Search code examples
apache-flink

Apache Flink: How to create two datasets from one dataset using Flink DataSet API


I'm writing an application using DataSet API of Flink 0.10.1. Can I get multiple collectors using a single operator in Flink?

What I want to do is something like below:

val lines = env.readTextFile(...)
val (out_small, out_large) = lines **someOp** {
  (iterator, collector1, collector2) => {
    for (line <- iterator) {
      val (elem1, elem2) = doParsing(line)
      collector1.collect(elem1)
      collector2.collect(elem2)
    }
  } 
} 

Currently I'm calling mapPartition twice to make two datasets from one source dataset.

val lines = env.readTextFile(...)
val out_small = lines mapPartition {
  (iterator, collector) => {
    for (line <- iterator) {
      val (elem1, elem2) = doParsing(line)
      collector.collect(elem1)
    }
  } 
}
val out_large = lines mapPartition {
  (iterator, collector) => {
    for (line <- iterator) {
      val (elem1, elem2) = doParsing(line)
      collector.collect(elem2)
    }
  } 
}

As doParsing function is quite expensive, I want to call it just once per each line.

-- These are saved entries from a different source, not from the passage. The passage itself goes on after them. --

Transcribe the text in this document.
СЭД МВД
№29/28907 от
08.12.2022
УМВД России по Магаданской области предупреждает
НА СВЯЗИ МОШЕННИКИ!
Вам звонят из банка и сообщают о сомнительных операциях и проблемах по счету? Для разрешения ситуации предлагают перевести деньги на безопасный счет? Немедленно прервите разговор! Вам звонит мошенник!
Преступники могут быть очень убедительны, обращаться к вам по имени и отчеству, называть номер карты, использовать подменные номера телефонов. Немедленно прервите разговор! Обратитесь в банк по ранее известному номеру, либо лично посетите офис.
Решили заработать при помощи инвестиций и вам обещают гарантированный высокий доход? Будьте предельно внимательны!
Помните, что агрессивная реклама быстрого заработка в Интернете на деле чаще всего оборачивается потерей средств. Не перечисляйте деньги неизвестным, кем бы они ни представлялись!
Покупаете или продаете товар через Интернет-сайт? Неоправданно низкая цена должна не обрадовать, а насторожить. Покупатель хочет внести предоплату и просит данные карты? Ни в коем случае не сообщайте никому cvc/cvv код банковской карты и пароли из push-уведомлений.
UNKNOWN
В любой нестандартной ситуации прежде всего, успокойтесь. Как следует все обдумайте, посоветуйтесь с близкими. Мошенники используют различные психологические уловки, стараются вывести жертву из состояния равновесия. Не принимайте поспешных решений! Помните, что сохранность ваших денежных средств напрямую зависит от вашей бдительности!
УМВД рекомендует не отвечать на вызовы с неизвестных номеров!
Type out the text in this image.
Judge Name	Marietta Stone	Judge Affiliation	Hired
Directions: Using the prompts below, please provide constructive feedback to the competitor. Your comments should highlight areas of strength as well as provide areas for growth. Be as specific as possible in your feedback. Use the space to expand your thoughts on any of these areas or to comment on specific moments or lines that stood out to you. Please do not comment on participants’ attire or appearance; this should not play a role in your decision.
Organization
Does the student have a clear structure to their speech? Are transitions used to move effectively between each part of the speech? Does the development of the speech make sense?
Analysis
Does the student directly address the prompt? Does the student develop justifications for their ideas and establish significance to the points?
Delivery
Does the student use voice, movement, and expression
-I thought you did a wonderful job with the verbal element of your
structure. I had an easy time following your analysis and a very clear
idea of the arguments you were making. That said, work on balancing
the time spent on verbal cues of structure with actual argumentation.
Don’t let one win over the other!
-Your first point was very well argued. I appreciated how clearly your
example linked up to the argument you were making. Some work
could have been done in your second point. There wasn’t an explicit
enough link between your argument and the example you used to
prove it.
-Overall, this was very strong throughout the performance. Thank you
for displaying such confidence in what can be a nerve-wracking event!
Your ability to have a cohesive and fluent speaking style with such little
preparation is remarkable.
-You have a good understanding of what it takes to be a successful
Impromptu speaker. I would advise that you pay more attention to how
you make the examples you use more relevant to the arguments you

p.s. I would be very appreciated if you can let me know other approaches to do this kind of stuff in a simpler way.


Solution

  • Flink does not support multiple collectors. However, you can change the output of your parsing step by adding an additional field that indicates the output type:

    val lines = env.readTextFile(...)
    val intermediate = lines **someOp** {
      (iterator, collector) => {
        for (line <- iterator) {
          val (elem1, elem2) = doParsing(line)
          collector.collect(0, elem1) // 0 indicates small
          collector.collect(1, elem2) // 1 indicates large
        }
      } 
    } 
    

    Next you consume the output intermediate twice and filter each for the first attribute. The first filter filters for 0 the second filter for 1 (you an also add a projection to get rid of the first attribute).

                   +---> filter("0") --->
                   | 
    intermediate --+
                   | 
                   +---> filter("1") --->